Permalink 12:09:30 am, by fourth, 453 words, 550 views   English (US)
Categories: General

OH2: Lifting the flap of a suitcase on a warrantless entry when defendant was in the shower was unreasonable

Officers responded to a domestic abuse call and entered without a warrant and guns drawn when they got no answer. Defendant was in the shower with loud music playing and he did not respond to the officers’ knock or calling out. Instead of going to the bathroom, they lifted the flap of a suitcase laying open and found a gun. The search of the suitcase was without exigent circumstances. State v. Roberson, 2012 Ohio 5106, 2012 Ohio App. LEXIS 4468 (2d Dist. November 2, 2012)*:

[*P25] At the close of the suppression hearing, counsel for the State argued that the exigent circumstance was the weapon itself. Tr. 46. However, the mere presence of firearms does not create an exigent circumstance. United States v. Johnson, 22 F.3d 674, 680 (6th Cir.1994); State v. Sharpe, 174 Ohio App.3d 498, 2008 Ohio 267, 882 N.E.2d 960, at ¶ 50 (2d Dist.).

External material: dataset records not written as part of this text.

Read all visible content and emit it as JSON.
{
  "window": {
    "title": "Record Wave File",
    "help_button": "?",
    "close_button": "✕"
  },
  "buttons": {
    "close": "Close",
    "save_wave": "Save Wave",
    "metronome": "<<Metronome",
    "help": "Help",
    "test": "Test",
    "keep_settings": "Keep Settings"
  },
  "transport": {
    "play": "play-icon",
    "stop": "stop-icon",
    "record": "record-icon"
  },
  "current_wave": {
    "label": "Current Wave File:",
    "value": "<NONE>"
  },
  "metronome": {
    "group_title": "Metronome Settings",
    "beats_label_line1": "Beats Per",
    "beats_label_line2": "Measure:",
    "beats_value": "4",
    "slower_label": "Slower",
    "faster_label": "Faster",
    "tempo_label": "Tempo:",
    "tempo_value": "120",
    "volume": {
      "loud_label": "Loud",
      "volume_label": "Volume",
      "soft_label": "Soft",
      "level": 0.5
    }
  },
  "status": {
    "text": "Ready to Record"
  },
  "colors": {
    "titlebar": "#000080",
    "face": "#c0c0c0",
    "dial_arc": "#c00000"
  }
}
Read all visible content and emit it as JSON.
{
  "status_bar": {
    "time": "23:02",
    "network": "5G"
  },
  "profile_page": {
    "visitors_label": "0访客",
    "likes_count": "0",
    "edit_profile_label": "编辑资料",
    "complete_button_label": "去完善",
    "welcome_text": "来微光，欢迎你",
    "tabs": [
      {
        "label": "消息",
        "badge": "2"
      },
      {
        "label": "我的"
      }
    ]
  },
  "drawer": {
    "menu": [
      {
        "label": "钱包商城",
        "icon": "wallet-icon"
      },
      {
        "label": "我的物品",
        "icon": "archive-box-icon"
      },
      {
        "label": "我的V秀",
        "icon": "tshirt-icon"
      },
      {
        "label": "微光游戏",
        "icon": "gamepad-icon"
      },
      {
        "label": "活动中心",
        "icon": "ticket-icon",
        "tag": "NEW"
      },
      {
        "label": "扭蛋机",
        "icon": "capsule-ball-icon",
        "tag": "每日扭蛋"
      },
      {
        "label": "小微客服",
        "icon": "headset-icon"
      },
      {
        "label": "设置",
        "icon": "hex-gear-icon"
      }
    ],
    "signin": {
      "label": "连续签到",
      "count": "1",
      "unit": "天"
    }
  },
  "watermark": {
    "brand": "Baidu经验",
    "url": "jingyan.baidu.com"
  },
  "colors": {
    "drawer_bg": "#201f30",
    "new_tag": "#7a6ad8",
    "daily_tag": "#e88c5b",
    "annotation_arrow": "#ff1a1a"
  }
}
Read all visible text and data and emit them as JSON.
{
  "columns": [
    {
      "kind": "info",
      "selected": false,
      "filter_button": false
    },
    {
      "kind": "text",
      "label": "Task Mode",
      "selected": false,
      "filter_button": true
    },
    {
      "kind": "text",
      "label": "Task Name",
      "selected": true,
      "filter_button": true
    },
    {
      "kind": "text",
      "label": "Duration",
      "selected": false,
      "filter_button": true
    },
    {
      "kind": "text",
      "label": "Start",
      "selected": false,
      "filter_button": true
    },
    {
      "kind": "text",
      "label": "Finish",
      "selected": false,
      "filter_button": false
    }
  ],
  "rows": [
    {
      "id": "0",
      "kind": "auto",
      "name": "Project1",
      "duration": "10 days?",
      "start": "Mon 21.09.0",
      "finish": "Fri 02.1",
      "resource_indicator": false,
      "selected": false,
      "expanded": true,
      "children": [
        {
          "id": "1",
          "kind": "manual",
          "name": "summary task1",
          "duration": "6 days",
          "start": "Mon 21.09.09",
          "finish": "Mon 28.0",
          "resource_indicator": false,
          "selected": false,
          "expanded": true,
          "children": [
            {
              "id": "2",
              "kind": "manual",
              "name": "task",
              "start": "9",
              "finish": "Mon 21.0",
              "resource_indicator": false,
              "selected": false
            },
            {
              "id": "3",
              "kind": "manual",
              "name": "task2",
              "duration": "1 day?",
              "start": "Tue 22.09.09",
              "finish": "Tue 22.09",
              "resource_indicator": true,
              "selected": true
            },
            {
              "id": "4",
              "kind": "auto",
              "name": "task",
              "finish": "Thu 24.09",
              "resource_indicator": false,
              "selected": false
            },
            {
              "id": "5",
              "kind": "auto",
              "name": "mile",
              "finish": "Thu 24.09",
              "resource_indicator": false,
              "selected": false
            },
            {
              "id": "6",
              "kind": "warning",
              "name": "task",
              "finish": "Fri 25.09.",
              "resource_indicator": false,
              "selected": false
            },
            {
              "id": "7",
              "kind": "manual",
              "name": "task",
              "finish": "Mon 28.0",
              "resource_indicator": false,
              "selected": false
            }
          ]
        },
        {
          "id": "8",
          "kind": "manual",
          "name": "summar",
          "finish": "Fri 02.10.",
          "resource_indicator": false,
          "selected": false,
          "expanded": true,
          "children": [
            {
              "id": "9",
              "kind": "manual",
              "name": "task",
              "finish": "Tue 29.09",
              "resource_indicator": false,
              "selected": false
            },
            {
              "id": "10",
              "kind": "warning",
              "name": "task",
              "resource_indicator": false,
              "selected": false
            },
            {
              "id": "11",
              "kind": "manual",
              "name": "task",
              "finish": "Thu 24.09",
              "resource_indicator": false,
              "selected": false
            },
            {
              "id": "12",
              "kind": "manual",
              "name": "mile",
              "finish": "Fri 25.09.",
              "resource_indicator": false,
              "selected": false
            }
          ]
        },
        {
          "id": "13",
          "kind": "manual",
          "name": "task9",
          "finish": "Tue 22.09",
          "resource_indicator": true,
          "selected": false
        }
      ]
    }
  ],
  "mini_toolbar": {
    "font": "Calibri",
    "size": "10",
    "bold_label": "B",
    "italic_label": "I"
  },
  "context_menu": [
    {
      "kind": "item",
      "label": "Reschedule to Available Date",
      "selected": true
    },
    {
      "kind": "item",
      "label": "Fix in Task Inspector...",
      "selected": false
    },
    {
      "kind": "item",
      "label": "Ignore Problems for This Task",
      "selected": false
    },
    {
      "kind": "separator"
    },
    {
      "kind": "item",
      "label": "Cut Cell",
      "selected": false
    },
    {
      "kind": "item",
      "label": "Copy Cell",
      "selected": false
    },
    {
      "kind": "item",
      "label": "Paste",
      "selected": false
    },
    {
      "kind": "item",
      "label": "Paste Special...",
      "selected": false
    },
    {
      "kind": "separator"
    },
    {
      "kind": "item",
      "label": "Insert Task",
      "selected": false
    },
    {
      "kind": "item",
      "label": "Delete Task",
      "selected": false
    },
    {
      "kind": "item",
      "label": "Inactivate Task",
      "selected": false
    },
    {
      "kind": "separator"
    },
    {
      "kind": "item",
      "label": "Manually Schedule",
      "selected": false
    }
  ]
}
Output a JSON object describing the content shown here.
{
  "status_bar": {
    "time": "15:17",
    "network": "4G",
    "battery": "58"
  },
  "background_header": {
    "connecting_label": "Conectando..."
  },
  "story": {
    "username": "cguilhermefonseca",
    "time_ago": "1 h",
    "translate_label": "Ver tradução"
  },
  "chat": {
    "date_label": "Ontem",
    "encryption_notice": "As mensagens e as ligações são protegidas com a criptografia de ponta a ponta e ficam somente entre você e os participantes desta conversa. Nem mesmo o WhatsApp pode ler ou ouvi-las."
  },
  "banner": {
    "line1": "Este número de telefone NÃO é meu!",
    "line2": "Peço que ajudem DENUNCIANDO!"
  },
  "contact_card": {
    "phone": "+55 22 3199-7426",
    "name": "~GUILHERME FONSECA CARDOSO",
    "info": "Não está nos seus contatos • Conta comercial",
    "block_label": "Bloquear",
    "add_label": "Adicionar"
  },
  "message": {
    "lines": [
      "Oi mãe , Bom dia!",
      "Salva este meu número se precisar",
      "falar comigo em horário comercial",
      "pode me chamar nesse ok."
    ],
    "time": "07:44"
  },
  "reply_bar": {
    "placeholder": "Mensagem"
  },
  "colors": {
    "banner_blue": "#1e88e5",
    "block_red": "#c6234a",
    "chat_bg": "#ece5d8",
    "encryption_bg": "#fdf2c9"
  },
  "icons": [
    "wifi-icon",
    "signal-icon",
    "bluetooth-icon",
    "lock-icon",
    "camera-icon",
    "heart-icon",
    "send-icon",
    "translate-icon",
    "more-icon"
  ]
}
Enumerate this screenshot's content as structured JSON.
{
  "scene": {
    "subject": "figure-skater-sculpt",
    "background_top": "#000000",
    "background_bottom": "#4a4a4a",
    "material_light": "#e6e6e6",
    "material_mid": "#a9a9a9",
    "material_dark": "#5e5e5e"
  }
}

[*P26] Furthermore, we do not agree that the search of the suitcase necessarily would increase officer safety. The search of the suitcase would result in one of two scenarios. First, if a firearm was found in the suitcase, then the firearm had already been secured by the police and therefore the firearm posed no immediate risk to anyone, including the officers. Under this scenario, the search of the suitcase would do nothing to increase officer safety. We acknowledge that the discovery of the gun in the suitcase may have provided the police with additional comfort or relief as they ultimately approached the bathroom to get Roberson to exit. But the search of the suitcase itself in an apartment that had already been secured would not increase officer safety.

[*P27] On the other hand, discovery that the weapon was not in the suitcase would do nothing to secure the safety of the officers "as the whereabouts of the gun would still be unknown." State v. Simmons, 4th Dist. Highland No. 05CA4, 2006 Ohio 953, ¶ 43. While it is true that the discovery that the gun was not located in the suitcase may have put the officers on heightened alert that Roberson may have the gun on his person in the bathroom, the officers had already been made aware that this was a possibility. Indeed, beginning with their entry into the apartment, the officers had proceeded with their guns drawn, as if Roberson had the gun on his person. This is completely understandable given that police officers often have to proceed with the utmost caution, assuming the worst-case scenario, in order to ensure the protection of the public and themselves. This is especially true when a firearm is involved. While we do not minimize the need for officer safety, we do not agree that the search of the suitcase was necessary or helpful to ensure officer safety in the particular facts of this case.